1. License for Life: Jay Edelson, of the firm of KamberEdelson uses the following rationale: his main point seems to be that “People are given license for life” (to an e-book), but I think the problem there is that Amazon found out from the copyright owner that Amazon didn’t have the "rights" to License the e-book at all as the book is still under copyright in the U.S., and Mobile Reference, who uploaded the book ‘1984? (as well as ‘Animal Farm’) didn’t have the right to offer it for sale.

  If Amazon didn’t have the right to license that book to anyone, can they license that book "for life" as Edelson puts it?

  I still feel that Amazon handled it poorly, even if giving refunds as they did, and really should not have removed the book(s) from customers' Kindles, but they have given two apologies, with the assurance (reported in The New York Times) that they’ve changed their systems so that it will not happen again despite illegal book uploads having been sold.

2. "Hacking" into peoples Kindles - TradingMarkets reporting Edelson's points).
  TradingMarkets reports, "The class action seeks injunctive relief barring from improperly accessing peoples Kindles in the future."

What is 'hacking' or 'improper' accessing in a network environment with ongoing interaction and file handling and backups?
  Amazon's normal network processes include ‘removal’ of a current daily blog to replace it with the most current daily blog subscribed to, and to ‘move’ customer-deleted books to the Kindle “Archives” area so that these deleted books can be re-downloadable via a click from the Amazon servers.  Also, older subscription issues are moved to a Periodicals folder, and all kinds of file handling (including back-ups of notes and notations on books with customer approval) are everyday file-handling.  In other words, deletions are part of the everyday processes.

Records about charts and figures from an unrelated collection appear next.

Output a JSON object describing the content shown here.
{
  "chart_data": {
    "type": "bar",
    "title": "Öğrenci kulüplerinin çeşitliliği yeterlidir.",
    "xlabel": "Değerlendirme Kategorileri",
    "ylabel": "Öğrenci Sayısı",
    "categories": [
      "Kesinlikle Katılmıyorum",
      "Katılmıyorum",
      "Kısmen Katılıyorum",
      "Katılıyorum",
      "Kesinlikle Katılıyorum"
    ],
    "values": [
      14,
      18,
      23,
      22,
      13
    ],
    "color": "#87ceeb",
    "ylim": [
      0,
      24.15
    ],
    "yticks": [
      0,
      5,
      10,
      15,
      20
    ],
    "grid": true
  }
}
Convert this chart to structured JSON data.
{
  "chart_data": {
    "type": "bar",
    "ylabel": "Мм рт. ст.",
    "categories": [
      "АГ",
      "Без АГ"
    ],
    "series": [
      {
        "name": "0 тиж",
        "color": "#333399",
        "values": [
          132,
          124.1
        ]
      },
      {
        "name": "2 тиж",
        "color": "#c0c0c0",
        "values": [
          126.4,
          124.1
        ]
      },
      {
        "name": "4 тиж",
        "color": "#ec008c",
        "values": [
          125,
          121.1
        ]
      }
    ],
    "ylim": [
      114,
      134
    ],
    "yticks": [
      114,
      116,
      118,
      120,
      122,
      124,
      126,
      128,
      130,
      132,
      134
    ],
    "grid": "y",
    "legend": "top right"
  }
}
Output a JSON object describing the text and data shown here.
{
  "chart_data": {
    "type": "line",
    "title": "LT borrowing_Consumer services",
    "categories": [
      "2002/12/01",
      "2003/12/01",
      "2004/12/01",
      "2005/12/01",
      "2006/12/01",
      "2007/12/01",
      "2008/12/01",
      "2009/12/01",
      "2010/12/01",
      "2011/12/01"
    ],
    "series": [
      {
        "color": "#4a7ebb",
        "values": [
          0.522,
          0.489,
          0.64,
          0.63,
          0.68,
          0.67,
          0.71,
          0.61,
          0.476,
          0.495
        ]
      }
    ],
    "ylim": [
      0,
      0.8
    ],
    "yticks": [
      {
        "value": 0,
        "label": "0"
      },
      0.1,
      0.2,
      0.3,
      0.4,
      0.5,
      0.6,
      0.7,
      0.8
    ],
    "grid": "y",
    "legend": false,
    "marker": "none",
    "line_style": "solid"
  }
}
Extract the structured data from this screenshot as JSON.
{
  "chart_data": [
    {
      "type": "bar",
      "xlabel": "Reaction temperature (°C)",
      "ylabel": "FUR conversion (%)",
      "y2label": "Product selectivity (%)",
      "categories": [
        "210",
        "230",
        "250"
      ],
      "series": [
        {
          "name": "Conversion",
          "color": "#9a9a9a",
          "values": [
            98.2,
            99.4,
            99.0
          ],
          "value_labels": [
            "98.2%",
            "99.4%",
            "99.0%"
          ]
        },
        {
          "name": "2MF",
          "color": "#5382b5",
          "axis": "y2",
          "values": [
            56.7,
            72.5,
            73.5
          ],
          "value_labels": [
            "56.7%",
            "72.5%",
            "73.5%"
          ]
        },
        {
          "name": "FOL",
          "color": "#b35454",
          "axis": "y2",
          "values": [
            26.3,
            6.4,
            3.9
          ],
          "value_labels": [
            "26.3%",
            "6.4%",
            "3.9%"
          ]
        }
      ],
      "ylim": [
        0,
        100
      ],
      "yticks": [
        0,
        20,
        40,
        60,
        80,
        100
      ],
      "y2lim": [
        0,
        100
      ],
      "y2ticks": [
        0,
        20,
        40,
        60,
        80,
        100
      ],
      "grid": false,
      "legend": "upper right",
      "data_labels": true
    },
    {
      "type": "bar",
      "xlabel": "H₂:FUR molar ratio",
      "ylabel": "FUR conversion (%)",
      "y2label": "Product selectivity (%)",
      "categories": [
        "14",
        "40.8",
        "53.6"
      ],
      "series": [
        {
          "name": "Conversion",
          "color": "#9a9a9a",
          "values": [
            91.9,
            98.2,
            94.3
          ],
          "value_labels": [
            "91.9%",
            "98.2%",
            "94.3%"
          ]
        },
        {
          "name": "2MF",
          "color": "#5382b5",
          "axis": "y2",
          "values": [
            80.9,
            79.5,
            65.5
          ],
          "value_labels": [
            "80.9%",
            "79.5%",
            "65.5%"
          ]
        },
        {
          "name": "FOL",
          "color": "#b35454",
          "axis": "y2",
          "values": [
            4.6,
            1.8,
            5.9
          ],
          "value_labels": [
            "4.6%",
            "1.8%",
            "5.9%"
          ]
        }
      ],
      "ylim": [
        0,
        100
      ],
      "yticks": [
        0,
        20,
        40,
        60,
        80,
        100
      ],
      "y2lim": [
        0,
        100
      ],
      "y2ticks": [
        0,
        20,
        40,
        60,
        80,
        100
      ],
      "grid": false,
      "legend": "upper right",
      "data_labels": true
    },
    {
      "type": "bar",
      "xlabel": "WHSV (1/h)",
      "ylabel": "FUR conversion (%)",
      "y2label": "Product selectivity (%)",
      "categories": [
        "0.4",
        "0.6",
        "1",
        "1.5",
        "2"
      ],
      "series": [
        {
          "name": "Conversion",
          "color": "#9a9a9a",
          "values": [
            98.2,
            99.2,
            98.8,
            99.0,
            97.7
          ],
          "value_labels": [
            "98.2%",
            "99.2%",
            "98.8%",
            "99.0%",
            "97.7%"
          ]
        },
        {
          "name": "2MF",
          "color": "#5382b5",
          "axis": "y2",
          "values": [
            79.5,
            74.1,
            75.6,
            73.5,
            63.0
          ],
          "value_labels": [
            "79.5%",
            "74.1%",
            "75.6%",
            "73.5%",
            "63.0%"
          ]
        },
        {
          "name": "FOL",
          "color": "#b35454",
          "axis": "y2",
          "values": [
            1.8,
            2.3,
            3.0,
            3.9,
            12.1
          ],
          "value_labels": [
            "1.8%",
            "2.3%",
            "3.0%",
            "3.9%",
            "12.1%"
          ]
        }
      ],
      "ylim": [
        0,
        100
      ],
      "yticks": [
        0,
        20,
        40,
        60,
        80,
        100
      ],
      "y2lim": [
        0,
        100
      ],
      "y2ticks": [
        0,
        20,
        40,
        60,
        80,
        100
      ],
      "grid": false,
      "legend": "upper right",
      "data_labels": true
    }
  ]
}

 Ironically, a long-standing demand by some customers has been that they be allowed to have 'permanently removed,' from the Server logs forever, any books they thoroughly dislike and have deleted from their Kindles, so that they never have to see the title in their Kindle's Archives listing anymore, but Amazon has been reluctant to do this when the customer had bought it and when there is no legal issue involved that presses for permanent removal.  What if customers were to decide later we wanted a book again after all, for a second look, and called to say we had purchased it and should be able to download it?

3. Personal property / Network client device
  Another key point will be whether or not the Kindle doubles as personal property AND as a network client device, the latter covered by Title 17 of United States Code:
(c) Information Residing on Systems or Networks at Direction of Users
which is discussed in an earlier report.